Like many of the characters in American Gods, Mr. Nancy's got an enigmatic vibe that just makes him all the more fascinating. In effort to unwrap a little bit of said enigma, though, let's see what we know about him — starting with the mythology behind his character: What god is Mr. Nancy based on, exactly? Portrayed by the excellent Orlando Jones in the new TV adaptation, the character is a well-loved fan favorite, and he's got an interesting backstory.
If you've detected a knowing twinkle in his eyes, that (along with his fabulously eccentric mode of dress) should give you a pretty good hint — he's a beloved trickster, for starters. He's based on Anansi, the spider god of the knowledge of stories — a beloved figure from African folk tales. His origins began in West Africa, but his stories traveled along with the Atlantic slave trade, bringing him to the Caribbean, where he factors in as a major part of the folklore.

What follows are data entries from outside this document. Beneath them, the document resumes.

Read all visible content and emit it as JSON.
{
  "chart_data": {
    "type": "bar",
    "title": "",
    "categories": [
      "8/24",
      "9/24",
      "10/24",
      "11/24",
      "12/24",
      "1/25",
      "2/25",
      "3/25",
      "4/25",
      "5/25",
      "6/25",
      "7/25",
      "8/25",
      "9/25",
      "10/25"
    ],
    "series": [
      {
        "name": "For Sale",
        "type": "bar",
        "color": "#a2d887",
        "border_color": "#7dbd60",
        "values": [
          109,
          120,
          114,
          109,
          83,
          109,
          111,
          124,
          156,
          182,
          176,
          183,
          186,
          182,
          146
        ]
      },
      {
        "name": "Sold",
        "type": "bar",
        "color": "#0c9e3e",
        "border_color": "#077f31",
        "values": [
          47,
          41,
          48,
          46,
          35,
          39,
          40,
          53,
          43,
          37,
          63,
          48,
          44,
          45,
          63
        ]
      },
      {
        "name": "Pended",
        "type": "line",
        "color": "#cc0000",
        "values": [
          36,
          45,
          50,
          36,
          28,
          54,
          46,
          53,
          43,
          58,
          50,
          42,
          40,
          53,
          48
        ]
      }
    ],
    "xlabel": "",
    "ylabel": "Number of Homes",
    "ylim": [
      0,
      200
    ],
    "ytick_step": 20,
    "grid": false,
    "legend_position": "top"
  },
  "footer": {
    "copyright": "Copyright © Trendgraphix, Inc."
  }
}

In fact, if you're lucky enough to have seen the clip of that searing (and timely) monologue Mr. Nancy delivers to slave captives in Episode 2, knowing the the true nature of Anansi's passage to the Caribbean brings even more weight to the already impactful scene. As part of its narrative, American Gods shines a spotlight on how the various Old Gods made their way to America, and Mr. Nancy's story illustrates a particularly dark and unpleasant side of our country's history.
As serious as the subject matter is, it's a wonderful introduction to Mr. Nancy, and it's yet another way the story explores America's various origins. It also serves as an exciting teaser for what Mr. Nancy's going to bring to the remainder of the series.
Also, if you happen to fall in love with Mr. Nancy throughout the American Gods (which, come on, you probably will, between the awesome writing and the pitch-perfect casting), you're actually in luck: Because in addition to the original American Gods novel, Neil Gaiman also wrote a companion book, Anansi Boys. It may not be the sequel that fans are still hotly anticipating (15 years after the initial publication, no less), but it's a wonderful book in its own right, and it's a great opportunity to see Mr. Nancy (and his two sons) take the spotlight.
It's early in the game, but who else is all-in for an Anansi Boys spin-off?